Hunsinger war entsetzt. „Wer hat ihnen das angetan und warum, sprechen sie, Raiko?“, wollte er wissen, mit leiser Stimme auf den Verletzten einredend.

Raiko sah auf Hunsinger. Sah anschließend ängstlich zu mir und begann am ganzen Körper zu zittern. Ich konnte ihm die Angst so gut nachfühlen, aber da musste er durch. Gedanklich wandte ich mich an ihn.

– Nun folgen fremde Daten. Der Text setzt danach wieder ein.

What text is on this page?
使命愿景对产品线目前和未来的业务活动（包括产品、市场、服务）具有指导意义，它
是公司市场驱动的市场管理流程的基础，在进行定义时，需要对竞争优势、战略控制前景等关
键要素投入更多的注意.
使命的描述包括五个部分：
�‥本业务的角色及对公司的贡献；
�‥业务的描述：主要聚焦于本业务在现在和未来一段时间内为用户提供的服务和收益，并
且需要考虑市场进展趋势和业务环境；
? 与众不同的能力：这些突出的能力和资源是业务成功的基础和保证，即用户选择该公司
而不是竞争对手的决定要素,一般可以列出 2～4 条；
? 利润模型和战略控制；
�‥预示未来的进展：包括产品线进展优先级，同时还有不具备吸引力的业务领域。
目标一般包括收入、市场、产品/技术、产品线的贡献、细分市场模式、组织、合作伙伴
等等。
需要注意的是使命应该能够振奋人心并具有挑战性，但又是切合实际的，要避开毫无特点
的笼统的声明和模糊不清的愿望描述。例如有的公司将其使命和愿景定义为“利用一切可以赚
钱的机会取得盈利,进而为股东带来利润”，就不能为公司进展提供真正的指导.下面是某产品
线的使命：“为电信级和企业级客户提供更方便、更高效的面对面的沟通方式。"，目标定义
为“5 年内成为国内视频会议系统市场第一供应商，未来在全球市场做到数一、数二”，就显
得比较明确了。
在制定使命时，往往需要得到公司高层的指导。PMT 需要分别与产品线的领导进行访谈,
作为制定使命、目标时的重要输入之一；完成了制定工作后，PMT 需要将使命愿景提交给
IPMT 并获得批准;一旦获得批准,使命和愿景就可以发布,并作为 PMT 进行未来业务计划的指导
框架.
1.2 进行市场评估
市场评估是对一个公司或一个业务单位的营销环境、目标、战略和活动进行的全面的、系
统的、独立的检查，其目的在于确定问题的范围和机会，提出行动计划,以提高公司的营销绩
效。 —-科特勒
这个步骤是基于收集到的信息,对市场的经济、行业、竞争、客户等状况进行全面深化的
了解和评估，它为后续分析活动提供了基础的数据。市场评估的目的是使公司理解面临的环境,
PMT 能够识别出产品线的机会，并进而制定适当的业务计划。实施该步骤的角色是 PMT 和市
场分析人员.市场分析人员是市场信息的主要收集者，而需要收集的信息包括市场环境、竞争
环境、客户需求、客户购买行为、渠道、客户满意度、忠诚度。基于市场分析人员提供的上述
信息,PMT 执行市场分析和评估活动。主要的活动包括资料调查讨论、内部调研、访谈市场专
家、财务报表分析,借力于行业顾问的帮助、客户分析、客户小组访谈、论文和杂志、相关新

„Raiko, du entscheidest jetzt, ob es ein Ende hat oder ob du noch öfter, solch eine Prügel beziehst. Du kannst das nur für dich selber entscheiden. Ich kann dir das nicht abnehmen. Mich schlägt er jedenfalls, nie wieder.“

Aufmunternd sah ich Raiko an und drückte ihn vorsichtig die Schulter. Endlich entschloss er sich zu sprechen. Er zeigte das erste Mal in seinem Leben Mut und dass er einer von uns war.

„Sir, Oberstleutnant Mayer, hat mich heute Mittag zusammengeschlagen, als ich vom Ausspionieren des Lagers zurück gekommen war, Sir. Ich hatte ihn gesagt, dass ich bei der Taktik einen schwerwiegenden Fehler gemacht habe, Sir. Dass es unter den Gebäuden, eine Verbindung gibt, Sir. Da sind mindestens tausenddreihundert Leute dort unten, wir haben keine Chance, Sir, wenn wir nach dem Plan vorgehen, den ich selber geschrieben habe, Sir. Vor der Einsatzbesprechung eben, wollte ich ihn noch einmal bitten, es ihnen zu sagen, dass die Taktik ein großer Fehler ist, Sir. Da schlug er mich das Zweitemal zusammen, Sir“, erklärte Raiko schwer atmend und fing an zu husten. „Sir, es tut mir leid, Sir. Ich bin nicht gut in Taktik, das war ich noch nie. Das habe ich dem Oberstleutnant immer wieder gesagt, in den letzten Wochen, Sir. Kahlyn ist die Beste, wenn es um Taktik geht, Sir. In Punkto Taktik, finden sie niemanden der schneller einen wirklich funktionierten Einsatzplan zustanden bekommt als sie, Sir. Fragen sie am Besten sie, Sir. Kahlyn macht ihnen in zwanzig Minuten einen neuen Plan, der auch funktioniert, Sir. Ich brauche dazu, bestimmt drei Wochen, Sir.“

Plötzlich fing Raiko heftig an zu husten. Er hustete und spuckte Unmengen an Blut. Schnell zog ich ihn vom Stuhl und legte ihn flach hin.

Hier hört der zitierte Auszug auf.